Mortgage Servicing Rights

Retained mortgage servicing rights on originated loans are capitalized by allocating the total cost of the mortgage loans between the mortgage servicing rights and the loans based on their relative fair values. Mortgage servicing rights are amortized in proportion to and over the period of estimated net servicing revenue.

The book value of capitalized mortgage servicing rights at December 31, 1998 and 1997, was $4.5 million and $8.2 million, respectively, and the aggregate fair value totaled $4.5 million and $8.9 million, respectively. Comparable market values and the present value of future cash flows are used to estimate fair value. For purposes of measuring impairment, when deemed material, risk characteristics including product type, investor type and interest rates are used to stratify mortgage servicing rights.

Deferred Financing Costs

Financing costs incurred in connection with the issuance of bonds by the limited-purpose subsidiaries are capitalized and amortized over the respective lives of the bonds using the interest method.

Stock Based Compensation

The Company has elected to follow the intrinsic value method to account for compensation expense related to the award of stock options and to furnish the pro forma disclosures required under Statement of Financial Accounting Standards No. 123 (FASB 123), "Accounting for Stock-Based Compensation." Since stock option awards are granted at prices no less than the fair-market value of the shares at the date of grant, no compensation expense is recognized.
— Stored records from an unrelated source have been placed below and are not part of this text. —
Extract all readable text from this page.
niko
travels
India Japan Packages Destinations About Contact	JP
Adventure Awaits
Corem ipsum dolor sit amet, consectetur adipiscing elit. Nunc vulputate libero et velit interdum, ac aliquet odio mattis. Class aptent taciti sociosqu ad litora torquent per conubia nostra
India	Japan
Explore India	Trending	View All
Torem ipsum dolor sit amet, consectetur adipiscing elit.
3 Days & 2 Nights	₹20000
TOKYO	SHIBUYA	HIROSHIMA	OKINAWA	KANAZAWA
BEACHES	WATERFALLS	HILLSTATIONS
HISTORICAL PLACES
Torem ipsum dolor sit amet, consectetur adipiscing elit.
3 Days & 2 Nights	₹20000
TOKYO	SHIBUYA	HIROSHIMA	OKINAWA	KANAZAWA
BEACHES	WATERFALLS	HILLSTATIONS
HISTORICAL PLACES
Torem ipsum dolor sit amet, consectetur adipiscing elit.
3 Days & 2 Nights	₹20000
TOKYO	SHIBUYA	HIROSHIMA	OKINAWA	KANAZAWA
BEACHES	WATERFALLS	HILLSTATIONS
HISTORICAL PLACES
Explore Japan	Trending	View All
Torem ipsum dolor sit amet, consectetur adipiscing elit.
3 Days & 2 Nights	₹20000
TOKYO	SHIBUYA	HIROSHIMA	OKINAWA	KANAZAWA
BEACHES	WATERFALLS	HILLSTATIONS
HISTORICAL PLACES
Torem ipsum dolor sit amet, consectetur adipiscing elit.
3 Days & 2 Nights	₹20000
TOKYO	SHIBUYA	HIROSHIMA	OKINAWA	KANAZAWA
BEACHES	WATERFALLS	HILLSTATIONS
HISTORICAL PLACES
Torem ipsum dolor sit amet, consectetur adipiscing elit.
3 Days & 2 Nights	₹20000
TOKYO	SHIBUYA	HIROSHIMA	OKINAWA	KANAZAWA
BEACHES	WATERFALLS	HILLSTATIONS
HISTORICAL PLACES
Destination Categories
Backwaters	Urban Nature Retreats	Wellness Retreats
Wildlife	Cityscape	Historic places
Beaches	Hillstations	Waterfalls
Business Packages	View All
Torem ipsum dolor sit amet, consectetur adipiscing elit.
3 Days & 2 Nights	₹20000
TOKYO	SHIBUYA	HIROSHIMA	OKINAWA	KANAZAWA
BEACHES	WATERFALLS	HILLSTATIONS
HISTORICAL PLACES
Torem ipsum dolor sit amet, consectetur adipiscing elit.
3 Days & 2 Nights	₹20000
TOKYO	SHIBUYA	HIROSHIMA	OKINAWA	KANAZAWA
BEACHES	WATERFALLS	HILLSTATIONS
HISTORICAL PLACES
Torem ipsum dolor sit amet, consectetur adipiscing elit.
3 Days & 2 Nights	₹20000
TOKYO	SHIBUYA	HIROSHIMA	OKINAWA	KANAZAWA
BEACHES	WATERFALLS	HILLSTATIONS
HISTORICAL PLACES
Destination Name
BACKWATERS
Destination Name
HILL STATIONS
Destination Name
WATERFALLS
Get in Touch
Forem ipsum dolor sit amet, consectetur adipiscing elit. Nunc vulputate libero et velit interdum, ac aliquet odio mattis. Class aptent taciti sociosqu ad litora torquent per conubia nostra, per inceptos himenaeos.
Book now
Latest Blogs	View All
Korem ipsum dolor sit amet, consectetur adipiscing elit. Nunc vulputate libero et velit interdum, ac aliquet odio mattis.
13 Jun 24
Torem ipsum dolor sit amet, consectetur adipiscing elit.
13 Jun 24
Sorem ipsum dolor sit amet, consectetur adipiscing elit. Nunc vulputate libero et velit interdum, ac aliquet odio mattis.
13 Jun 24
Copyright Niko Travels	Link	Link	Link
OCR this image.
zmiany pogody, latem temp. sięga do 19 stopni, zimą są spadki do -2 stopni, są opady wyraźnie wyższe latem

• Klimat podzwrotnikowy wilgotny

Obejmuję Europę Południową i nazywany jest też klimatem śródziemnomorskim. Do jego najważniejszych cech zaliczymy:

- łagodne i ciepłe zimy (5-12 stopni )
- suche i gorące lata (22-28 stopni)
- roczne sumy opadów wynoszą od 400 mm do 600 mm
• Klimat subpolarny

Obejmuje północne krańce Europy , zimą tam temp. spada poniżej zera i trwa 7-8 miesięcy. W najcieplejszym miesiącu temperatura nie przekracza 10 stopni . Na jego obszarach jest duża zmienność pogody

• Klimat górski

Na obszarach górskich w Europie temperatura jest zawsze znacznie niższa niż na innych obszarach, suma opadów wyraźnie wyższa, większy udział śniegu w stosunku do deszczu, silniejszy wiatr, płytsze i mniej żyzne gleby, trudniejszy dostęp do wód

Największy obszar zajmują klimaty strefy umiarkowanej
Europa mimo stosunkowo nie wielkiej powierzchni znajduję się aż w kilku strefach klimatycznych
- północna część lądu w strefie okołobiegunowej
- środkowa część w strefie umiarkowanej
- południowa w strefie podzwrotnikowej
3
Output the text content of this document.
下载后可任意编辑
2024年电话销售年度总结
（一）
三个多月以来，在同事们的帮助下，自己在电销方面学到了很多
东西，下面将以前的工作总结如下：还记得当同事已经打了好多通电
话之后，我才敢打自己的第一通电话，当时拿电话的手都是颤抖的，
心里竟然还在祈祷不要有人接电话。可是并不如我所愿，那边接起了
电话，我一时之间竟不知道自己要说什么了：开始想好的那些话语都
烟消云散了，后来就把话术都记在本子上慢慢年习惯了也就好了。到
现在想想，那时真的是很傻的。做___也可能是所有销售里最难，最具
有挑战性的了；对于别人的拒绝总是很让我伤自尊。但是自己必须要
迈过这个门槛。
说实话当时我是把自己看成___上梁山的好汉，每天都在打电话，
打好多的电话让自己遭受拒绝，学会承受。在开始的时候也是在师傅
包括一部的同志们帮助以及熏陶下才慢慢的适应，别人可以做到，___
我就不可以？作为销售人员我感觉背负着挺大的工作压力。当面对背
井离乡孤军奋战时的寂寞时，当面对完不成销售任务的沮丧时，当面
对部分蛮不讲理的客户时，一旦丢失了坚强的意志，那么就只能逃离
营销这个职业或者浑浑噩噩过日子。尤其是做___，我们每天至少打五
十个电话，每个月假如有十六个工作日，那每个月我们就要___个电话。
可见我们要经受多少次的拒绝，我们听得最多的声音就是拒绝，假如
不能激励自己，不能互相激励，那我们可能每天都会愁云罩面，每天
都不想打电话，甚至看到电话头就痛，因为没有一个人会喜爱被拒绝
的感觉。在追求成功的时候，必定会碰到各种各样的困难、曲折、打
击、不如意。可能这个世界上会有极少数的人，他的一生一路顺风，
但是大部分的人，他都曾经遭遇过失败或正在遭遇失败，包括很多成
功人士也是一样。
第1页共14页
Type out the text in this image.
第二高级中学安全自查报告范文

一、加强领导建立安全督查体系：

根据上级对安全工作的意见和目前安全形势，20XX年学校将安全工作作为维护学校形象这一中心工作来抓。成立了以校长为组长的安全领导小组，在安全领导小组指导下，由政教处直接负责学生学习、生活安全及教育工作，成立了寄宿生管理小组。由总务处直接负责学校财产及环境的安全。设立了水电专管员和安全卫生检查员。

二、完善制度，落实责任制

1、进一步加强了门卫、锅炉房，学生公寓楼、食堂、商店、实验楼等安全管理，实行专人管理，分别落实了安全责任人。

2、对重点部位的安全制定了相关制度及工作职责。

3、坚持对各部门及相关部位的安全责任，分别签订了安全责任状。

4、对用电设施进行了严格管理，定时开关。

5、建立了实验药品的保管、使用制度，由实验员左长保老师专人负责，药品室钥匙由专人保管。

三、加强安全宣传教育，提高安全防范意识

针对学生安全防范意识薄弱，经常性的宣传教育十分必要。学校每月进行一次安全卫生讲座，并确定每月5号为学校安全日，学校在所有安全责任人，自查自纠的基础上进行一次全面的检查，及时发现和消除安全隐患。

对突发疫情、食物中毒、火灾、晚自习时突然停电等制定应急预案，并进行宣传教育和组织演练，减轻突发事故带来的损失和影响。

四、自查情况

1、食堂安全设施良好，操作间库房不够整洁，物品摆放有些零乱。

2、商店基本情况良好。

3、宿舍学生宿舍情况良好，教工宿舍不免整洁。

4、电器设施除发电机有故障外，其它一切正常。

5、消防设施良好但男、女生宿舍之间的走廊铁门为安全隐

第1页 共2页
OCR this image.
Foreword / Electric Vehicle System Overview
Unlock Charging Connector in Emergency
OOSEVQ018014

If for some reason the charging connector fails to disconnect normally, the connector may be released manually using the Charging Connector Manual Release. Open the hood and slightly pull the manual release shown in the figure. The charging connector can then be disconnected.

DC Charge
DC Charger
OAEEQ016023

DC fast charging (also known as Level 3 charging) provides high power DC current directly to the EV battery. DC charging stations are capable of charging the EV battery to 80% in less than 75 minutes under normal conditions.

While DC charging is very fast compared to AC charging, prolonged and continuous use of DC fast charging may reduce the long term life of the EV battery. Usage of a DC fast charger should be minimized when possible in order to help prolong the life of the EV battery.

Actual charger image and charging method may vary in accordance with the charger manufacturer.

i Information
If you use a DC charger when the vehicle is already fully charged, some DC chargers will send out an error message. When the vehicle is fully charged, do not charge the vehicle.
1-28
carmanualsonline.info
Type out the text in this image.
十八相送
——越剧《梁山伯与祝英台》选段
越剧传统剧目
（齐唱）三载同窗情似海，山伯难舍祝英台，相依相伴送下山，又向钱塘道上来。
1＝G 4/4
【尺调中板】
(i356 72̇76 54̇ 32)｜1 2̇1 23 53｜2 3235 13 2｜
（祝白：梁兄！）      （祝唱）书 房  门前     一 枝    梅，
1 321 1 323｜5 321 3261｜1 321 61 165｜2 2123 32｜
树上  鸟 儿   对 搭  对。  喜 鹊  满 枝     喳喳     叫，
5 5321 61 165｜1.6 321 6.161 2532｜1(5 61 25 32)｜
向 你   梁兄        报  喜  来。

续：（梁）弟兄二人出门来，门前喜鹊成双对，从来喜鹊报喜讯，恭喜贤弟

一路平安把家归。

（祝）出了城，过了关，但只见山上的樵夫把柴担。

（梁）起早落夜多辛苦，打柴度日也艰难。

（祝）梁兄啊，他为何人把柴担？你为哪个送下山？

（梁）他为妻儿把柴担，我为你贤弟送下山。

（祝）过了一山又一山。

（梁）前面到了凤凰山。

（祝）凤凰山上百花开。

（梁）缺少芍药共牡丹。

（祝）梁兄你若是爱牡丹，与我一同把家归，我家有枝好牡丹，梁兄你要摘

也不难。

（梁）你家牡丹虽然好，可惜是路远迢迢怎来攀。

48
New Accounting Pronouncements
FASB 130

As of January 1, 1998, the Company adopted Statement of Financial Accounting Standards No.130 (FASB 130), "Reporting Comprehensive Income." FASB 130 defines comprehensive income and establishes new rules for the reporting of comprehensive income and its components; however, the adoption of this Statement had no impact on the Company's net income or stockholders' equity. FASB 130 requires unrealized gains or losses on the Company's available-for-sale securities, which are included in stockholders' equity, to be reported as other comprehensive income which is added to net income to arrive at total comprehensive income. The Company has elected to report its comprehensive income in its Consolidated Statement of Stockholders' Equity. Prior year financial statements have been reclassified to conform to the FASB 130 requirements.

FASB 131

In June 1997, the FASB issued Statement of Financial Accounting Standards No. 131 (FASB 131), "Disclosures about Segments for an Enterprise and Related Information." FASB 131 establishes standards for the way that public business enterprises report selected information about operating segments in financial reports issued to shareholders. The Company has adopted the provisions of FASB 131 which did not have a significant impact on the Company's definition of operating segments and related disclosures.

FASB 133

In June 1998, the Financial Accounting Standards Board issued Statement of Financial Accounting Standards No. 133 (FASB 133), "Accounting for Derivative Instruments and Hedging Activities," which is required to be adopted in years beginning after June 15, 1999. FASB 133 requires all derivatives to be recorded on the balance sheet at fair value and establishes new accounting procedures for hedges that will effect the timing of recognition and the manner in which hedging gains and losses are recognized in the Company's financial statements. The Company has not completed its evaluation of FASB 133; however, management does not anticipate that the adoption of FASB 133 will have a material impact on the Company's earnings or financial position. The Company currently expects to adopt FASB 133 beginning on January 1, 2000.